Stop me if you’ve heard this before: a major sports league is trying to speed up play. I guess that doesn’t work so well through text, but I’ll assume that you stopped me. This time it’s the MLB that wants to improve the watch-ability of its games by picking up the pace.
Back in March, the league announced seven rule changes largely focused on shortening games. While not many take issue with the 30-second limit for a manager to to challenge a play, not all rules are being met so kindly. One that has drawn some ire pertains to intentional walks.
No longer will we have to watch the catcher step outside to receive four unhittable pitches. Instead, the manager can just signal to the home plate umpire that they would like to intentionally walk the batter. Sure, this will save some time, but the intentional walk is a play that isn’t executed at a 100-percent rate. Games have been won and lost by a wild pitch when trying to sacrifice first-base.
What effect will these new rules have on the game? Will this set of changes open the door for more? We’ve got the odds here.
2017 MLB Rule Changes
O/U total intentional walks in 2017: 930.5
Last season we saw 932 intentional walks, but I don’t think any team held back out of fear of a wild pitch. The number won’t be affected.

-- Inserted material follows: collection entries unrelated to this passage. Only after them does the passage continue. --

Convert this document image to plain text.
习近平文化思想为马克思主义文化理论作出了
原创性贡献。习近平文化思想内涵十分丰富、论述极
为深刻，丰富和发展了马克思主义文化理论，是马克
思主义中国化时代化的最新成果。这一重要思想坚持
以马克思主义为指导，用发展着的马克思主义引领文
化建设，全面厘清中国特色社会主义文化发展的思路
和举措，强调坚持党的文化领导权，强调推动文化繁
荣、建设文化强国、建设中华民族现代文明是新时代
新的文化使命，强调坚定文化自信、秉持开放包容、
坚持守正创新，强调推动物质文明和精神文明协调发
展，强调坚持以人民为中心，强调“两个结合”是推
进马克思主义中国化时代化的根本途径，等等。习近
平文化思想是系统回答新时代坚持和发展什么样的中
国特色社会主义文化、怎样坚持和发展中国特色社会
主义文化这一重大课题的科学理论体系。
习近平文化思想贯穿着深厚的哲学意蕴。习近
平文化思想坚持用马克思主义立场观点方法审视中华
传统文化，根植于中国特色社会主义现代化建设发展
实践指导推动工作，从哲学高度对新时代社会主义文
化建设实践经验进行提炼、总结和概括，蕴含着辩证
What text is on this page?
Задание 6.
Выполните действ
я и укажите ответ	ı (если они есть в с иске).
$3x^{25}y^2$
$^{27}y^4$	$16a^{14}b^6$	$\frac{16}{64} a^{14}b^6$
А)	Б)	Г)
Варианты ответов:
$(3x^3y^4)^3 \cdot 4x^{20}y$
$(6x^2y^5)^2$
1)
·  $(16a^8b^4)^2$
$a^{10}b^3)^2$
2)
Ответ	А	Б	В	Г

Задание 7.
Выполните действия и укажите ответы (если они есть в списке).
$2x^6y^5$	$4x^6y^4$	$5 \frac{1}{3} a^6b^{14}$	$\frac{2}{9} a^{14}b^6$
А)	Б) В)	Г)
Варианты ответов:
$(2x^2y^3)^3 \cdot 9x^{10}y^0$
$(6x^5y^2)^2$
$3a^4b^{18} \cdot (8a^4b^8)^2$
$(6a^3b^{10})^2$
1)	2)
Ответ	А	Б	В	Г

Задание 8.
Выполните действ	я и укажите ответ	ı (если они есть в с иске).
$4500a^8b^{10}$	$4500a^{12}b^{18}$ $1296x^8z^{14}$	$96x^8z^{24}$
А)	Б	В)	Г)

O/U total plays challenged in 2017: 1,400
Baseball fans had to sit through 1,531 replays last season. This was up from 1,360 in 2015. Under the new rules, umpires can’t invoke a replay review for a manager who has used his challenge until the eighth inning, so the overall number of replays should decrease a little. Add in a few indecisive managers who can’t make a decision within the new 30-second time limit and we should be in for a noticeable drop.
Odds a manager’s challenge is accepted after the 30-second limit: 2/3
Though I expect this to be strictly enforced, at least one challenge will be accepted after the decision takes 31 seconds.
O/U total number of replays that take longer than the two-minute guideline: 200.5
Take notice of the difference in wording between the two replay time counts. The manager has a 30-second “limit” to challenge. The umpires have a two-minute “guideline” to complete the process. The crew will continue taking as long as they need to make the proper call.
O/U average length of games in 2017: 2 hrs 45 mins
In theory, these changes should shorten the game some. However, I don’t think the league is targeting the appropriate plays to make a noticeable difference. It is rare to see a manager take much longer than 30 seconds to make a decision on challenging a play. And each manager is only given one challenge. So I’m not sure we’re shaving a whole lot of time there.
Intentional walks only added an average of 35 seconds per game in 2016. Between the manager getting the decision to his pitcher and then relaying it to the umpire, I don’t see a lot of saved time there, either.
If baseball wants to really shorten their games, they’ll put a limit on visits to the mound and add a pitch-clock. Until then, the games will continue to be significantly longer than NHL and NBA games.
Possible Future Changes (Next Five Years)
Odds the league institutes a limit on mound visits per game: 5/3
This is the most reasonable way to shorten games. When a pitcher is struggling, the game is often stopped by the catcher, manager, or pitching coach. The pitcher gets a little pep talk, holding up the game for a couple minutes. Casual baseball fans would love this rule change. Purists would be up in arms.
Odds the MLB adds a pitch-clock: 7/3
Receive the ball from the catcher, get the signalled pitch, set yourself, and then deliver the pitch. This shouldn’t take that long. But some pitchers — I’m looking at you, Pedro Baez — take an excruciatingly long time. Put them on the clock already! Again, purists would hate this.
Odds on shorter breaks between innings: 4/1
The league announced they’d be reducing the commercial breaks between half-innings by 20 seconds this year. Don’t expect the MLB to give up any more ad time.
Odds to limit the number of pitching changes per game: 9/1
It may seem practical, but this would bring about player safety concerns. You can’t ask a gassed pitcher to just keep on chucking.
Odds to eliminate innings: 500/1
You get 27 outs, then it’s the other team’s turn! I think that’s sort of how cricket works. There’s no doubt this would shorten games. But it’s not happening.